When President Obama addresses Congress and the nation later this evening, he will have two major, often contradictory, goals. Tonight’s speech, officially about governing, is unofficially political. The President must use this State of the Union to begin making the case for reelection while at the same time set up a framework for governance that acknowledges the reality of a divided government. Here’s a preview of what to expect.
Jobs, jobs, jobs
Ultimately, Obama’s fate hinges on voter’s perceptions of the economy. Although there has been a rebound and we’re starting to see growth in the job market, the public perception is still pessimistic. Recent polls indicate that although voters are increasingly optimistic about their own personal finances, they remain less confident about the state of the economy as a whole. Obama needs to convert the positive personal outlook into a broader economic confidence. To do that he will tout administration accomplishments and Department of Labor numbers that support a broader economic recovery. But he has a tough needle to thread, because the millions of Americans still out of work don’t want to hear about how things are getting better while they struggle to find a job. The President also needs to acknowledge the large amount of work that still needs to be done.
To move forward, President Obama must work with a Republican House of Representatives and a divided Senate, still under the narrow control of Democrats. He is helped in this by a Republican majority that has some deep divisions. After the President is done speaking tonight, the Republican response will be delivered by House Budget Chairman Paul Ryan. But there will be an additional, virtually unprecedented response, delivered by Rep. Michelle Bachman, representing the Tea Party caucus. This is emblematic of the difficult job that Speaker of the House Boehner will have over the next two years bringing together the various factions that make up today’s Republican party. Look for Obama to use tonight’s speech to paint himself as the reasonable moderate, willing to reach out to both sides of the aisle to find solutions. If he can set himself up as the sensible center, then it will be the Republicans, and particularly the Tea Party caucus, that feels the heat from the public to compromise.
Short term/long term
The president will emphasize a need to get America working again quickly, but he’s unlikely to stop there. Obama has dropped several hints that he plans to talk about long term job growth and economic infrastructure. Expect to hear lots of adjectives tonight like “creative”, “innovative” and “competitive”. He’ll say that rebuilding our economy for the long term will require additional investment in education so that we have a workforce able to compete in the high tech economy of the future. With new job listings rising faster than new hires and high tech companies commenting that they can’t find enough qualified candidates to fill the openings they have, Obama has ample reason to suggest that we need to refocus on American competitiveness. Bundled into this will be mention of high tech infrastructure projects like high speed rail and alternative energy sources.

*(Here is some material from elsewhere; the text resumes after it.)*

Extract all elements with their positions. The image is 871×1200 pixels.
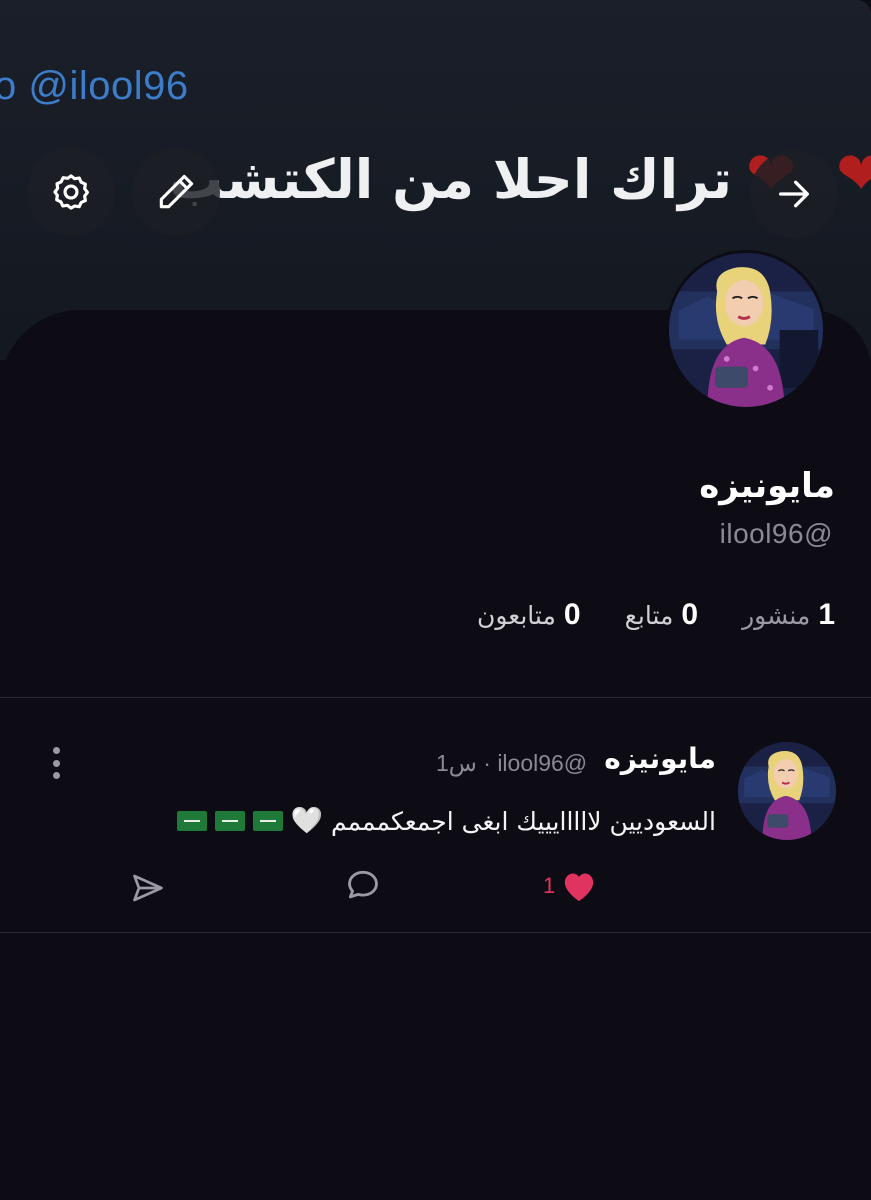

Obama will also talk about the quality of the jobs of the future. It’s not enough to get everyone working again, we need to focus on jobs that will grow the economy, not just get people by. Expect to hear the President talk about jobs with good benefits, and use that as a segue way into defending the health care reform bill. Polls have shown that while individual components of the bill remain unpopular, a majority of voters oppose repeal, and the President can use this issue to paint the Republicans as obstructionists, out of touch with the will of the people.
Rally the base/recapture the center
As a political speech, the President needs to reinvigorate the people that put him in office. Support among the liberal base has eroded and the independents who overwhelmingly voted for him in 2008 have deserted him. He needs to bring both groups back into the flock. To rally the base, he’ll mention the repeal of “Don’t ask, don’t tell”. To recapture the center, he needs to return to what they liked about him as a candidate – a different kind of politics.
In the aftermath of the Tucson shooting which left one Congresswoman in the hospital and took the life of a federal judge along with several others including a 9 year old girl, Obama has made civility a major theme. Tonight will undoubtedly carry that forward. I expect an entire section of the speech to be devoted to reconciliation. The President will probably mention the large number of Senators and House members who have chosen to buck tradition and cross the aisle to sit together for the speech and remind us that even though our approaches to government may differ, our objectives are the same. In addition, he will probably pepper references to common ground and civility throughout the speech.
The Republican response will be delivered by Paul Ryan, Chairman of the House Budget committee. It is no accident that the Republicans are fielding an economic conservative to make their case. Ryan will not use the speech as an opportunity to attack the president directly, which would put Republicans on the wrong side of the civility issue. He will lay out the need for deep cuts in federal spending, which puts the Republicans in line with a majority of the country. But don’t expect to hear too many specifics – everyone wants less federal spending but nobody wants Congress to cut programs that benefit them.
Michelle Bachman, a darling of the Tea Party, will also deliver a response. She will be far less likely to moderate her tone or her criticisms of the current administration. Health care repeal, the debt ceiling, and deep cuts to taxes and spending will be her central themes. With recent indications from Tea Party organizers that everything is on the table, including defense spending, Bachman might be more willing to discuss specific cuts to the budget.